Link to Long-Range Planning
Traditional long-range planning begins with a thorough analysis of the current situation. As time passes, the process of keeping this status report current is known as monitoring. Monitoring produces the kind of information contained in annual reports-numbers of students, capital expenditures, number of faculty members, number of degrees granted, and so on. It provides a history of the institution's key features up to the moment. The focus of long-range planning has been to project this information into the future. But the difficulty with this kind of forecasting lies in the fact that the future fails to cooperate. Sooner or later the extrapolations of the past will be upset by external developments, surprises, and changes. A long-range planning function might have a dozen or more indicators of institutional performance as the subject of its forecasts, but as long-range planners discovered during the 1970s, these forecasts must be modified by a systematic inclusion of the possibility of surprise developments in the external world. No better method to evaluate change in long-range planning and forecasting can be found than that of calculating the impact of surprise events on trends through the probabilistic forecasting techniques like Monte Carlo and trend impact analysis where events are allowed to happen or not happen according to their probabilities, creating distributions of possible futures. Decision makers can then use these distributions of possible futures to expand their vision of what could happen to the trends they are monitoring and thereby provide the information needed to set institutional goals.

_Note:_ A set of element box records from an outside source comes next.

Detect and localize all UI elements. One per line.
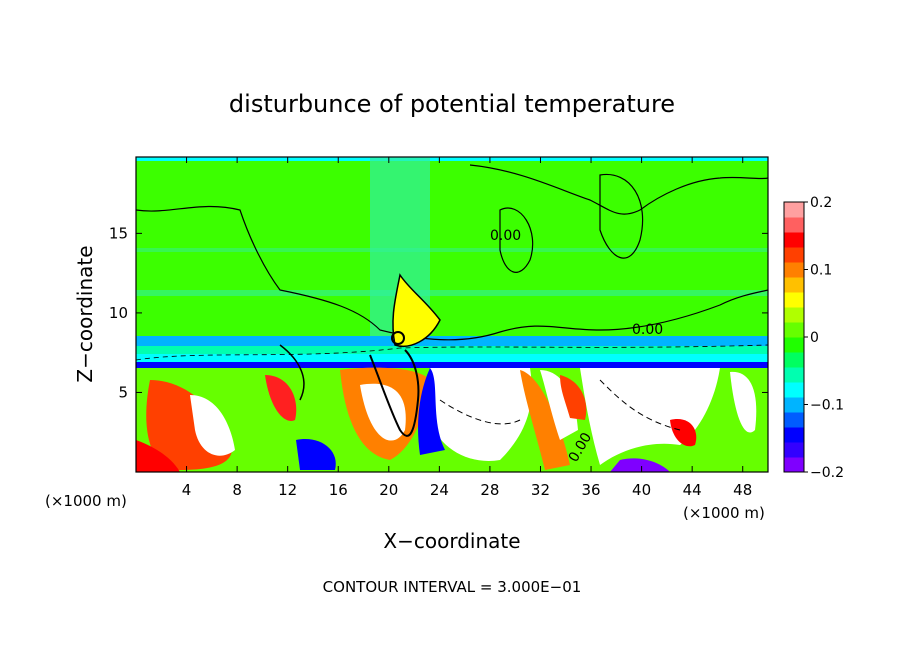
colorbar-swatch bbox=[784, 307, 804, 323]
x-tick-label: 4 bbox=[182, 481, 192, 499]
contour-line-3 bbox=[279, 344, 305, 401]
warm-blob-2 bbox=[265, 375, 297, 421]
contour-line-2 bbox=[469, 164, 768, 215]
colorbar-swatch bbox=[784, 202, 804, 218]
contour-interval-note: CONTOUR INTERVAL = 3.000E−01 bbox=[323, 578, 582, 596]
colorbar-swatch bbox=[784, 367, 804, 383]
cyan-band-2 bbox=[136, 354, 768, 362]
warm-blob-5 bbox=[670, 419, 697, 447]
y-axis-label: Z−coordinate bbox=[73, 245, 97, 382]
colorbar-tick-label: −0.1 bbox=[810, 398, 844, 414]
contour-label-1: 0.00 bbox=[490, 228, 521, 244]
colorbar-swatch bbox=[784, 412, 804, 428]
contour-line-1 bbox=[136, 205, 768, 341]
plot-area: 0.00 0.00 0.00 bbox=[136, 157, 768, 472]
white-blob-3 bbox=[730, 371, 757, 433]
x-unit-left: (×1000 m) bbox=[45, 492, 127, 510]
x-tick-label: 12 bbox=[278, 481, 297, 499]
colorbar bbox=[783, 201, 805, 473]
x-tick-label: 20 bbox=[379, 481, 398, 499]
colorbar-swatch bbox=[784, 292, 804, 308]
x-tick-label: 36 bbox=[581, 481, 600, 499]
blue-band bbox=[136, 336, 768, 346]
white-streak bbox=[540, 370, 578, 440]
colorbar-swatch bbox=[784, 352, 804, 368]
x-tick-label: 32 bbox=[531, 481, 550, 499]
x-tick-label: 40 bbox=[632, 481, 651, 499]
contour-dashed-2 bbox=[599, 379, 681, 431]
contour-loop-1 bbox=[499, 207, 534, 273]
colorbar-swatch bbox=[784, 337, 804, 353]
white-blob-1 bbox=[190, 395, 235, 456]
colorbar-swatch bbox=[784, 247, 804, 263]
plot-frame bbox=[135, 156, 769, 473]
colorbar-swatch bbox=[784, 427, 804, 443]
contour-line-4 bbox=[369, 349, 420, 437]
y-tick-label: 5 bbox=[118, 383, 128, 401]
band-upper-1 bbox=[136, 290, 768, 296]
colorbar-swatch bbox=[784, 277, 804, 293]
warm-streak bbox=[520, 370, 570, 470]
colorbar-swatch bbox=[784, 217, 804, 233]
colorbar-swatch bbox=[784, 232, 804, 248]
contour-dashed-3 bbox=[136, 344, 768, 361]
x-tick-label: 48 bbox=[733, 481, 752, 499]
y-tick-label: 10 bbox=[109, 304, 128, 322]
y-axis: 5 10 15 bbox=[109, 224, 768, 401]
contour-circle bbox=[391, 331, 405, 345]
top-band bbox=[136, 157, 768, 161]
x-axis: 4 8 12 16 20 24 28 32 36 40 44 48 bbox=[182, 157, 752, 499]
colorbar-swatch bbox=[784, 457, 804, 473]
x-unit-right: (×1000 m) bbox=[683, 504, 765, 522]
warm-corner bbox=[136, 440, 180, 472]
x-tick-label: 28 bbox=[480, 481, 499, 499]
colorbar-swatch bbox=[784, 397, 804, 413]
colorbar-tick-label: 0.2 bbox=[810, 195, 832, 211]
colorbar-swatch bbox=[784, 322, 804, 338]
cold-edge-1 bbox=[418, 368, 445, 455]
cold-blob-1 bbox=[296, 439, 336, 470]
cyan-band bbox=[136, 346, 768, 354]
x-tick-label: 44 bbox=[683, 481, 702, 499]
colorbar-swatch bbox=[784, 382, 804, 398]
contour-label-2: 0.00 bbox=[632, 322, 663, 338]
warm-blob-4 bbox=[560, 375, 587, 420]
x-axis-label: X−coordinate bbox=[383, 529, 520, 553]
chart-title: disturbunce of potential temperature bbox=[229, 90, 675, 118]
y-tick-label: 15 bbox=[109, 224, 128, 242]
x-tick-label: 24 bbox=[430, 481, 449, 499]
colorbar-tick-label: 0.1 bbox=[810, 263, 832, 279]
colorbar-tick-label: 0 bbox=[810, 330, 819, 346]
x-tick-label: 8 bbox=[232, 481, 242, 499]
colorbar-swatch bbox=[784, 442, 804, 458]
dark-blue-line bbox=[136, 362, 768, 368]
contour-loop-2 bbox=[599, 173, 644, 259]
contour-dashed-1 bbox=[439, 399, 521, 425]
band-upper-2 bbox=[136, 248, 768, 252]
colorbar-ticks: 0.2 0.1 0 −0.1 −0.2 bbox=[804, 195, 844, 481]
colorbar-swatch bbox=[784, 262, 804, 278]
cold-region-1 bbox=[430, 368, 532, 461]
colorbar-tick-label: −0.2 bbox=[810, 465, 844, 481]
x-tick-label: 16 bbox=[329, 481, 348, 499]
contour-plume bbox=[392, 273, 441, 347]
white-blob-2 bbox=[360, 383, 406, 441]
cold-blob-2 bbox=[610, 458, 670, 472]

Moreover, by using the probabilistic forecasting techniques described earlier, it is possible to obtain a range of forecasts of the impacts that different policies designed to implement these goals would have, thereby facilitating decisions about which policies to implement. Linking internal and external perspectives thus serves to enhance college and university planning.

Thus, the inside perspective was based upon a much more stable society, economy, and overall environment than was to be the case in the 1960s and 1970s. Consequently, forecasters and planners developed methods and concepts to include more and more of the external world in internal forecasting. For example, the method of trend extrapolation was modified to include the effects of "surprise" events from the outside world on trend extrapolations. This new method became trend impact analysis. Cross-impact analysis was developed to explore the interaction and interconnection of events. The concept of systems modeling was modified to include external changes; it became known as probabilistic systems dynamics.

Increased emphasis on taking account of changes in the external world continues today in issues management. That is, issues management reverses the inside-out perspective of traditional forecasting and planning to an outside-in perspective in which developments in the external world redefine the issues on which planning must focus. Implicit in this change is the recognition that external developments may have more influence over the future of an institution than previously thought. Moreover, the allocation of significant resources to external scanning assumes that the external environment of the 1980s and beyond will increase in importance as the pace of change continues--or accelerates.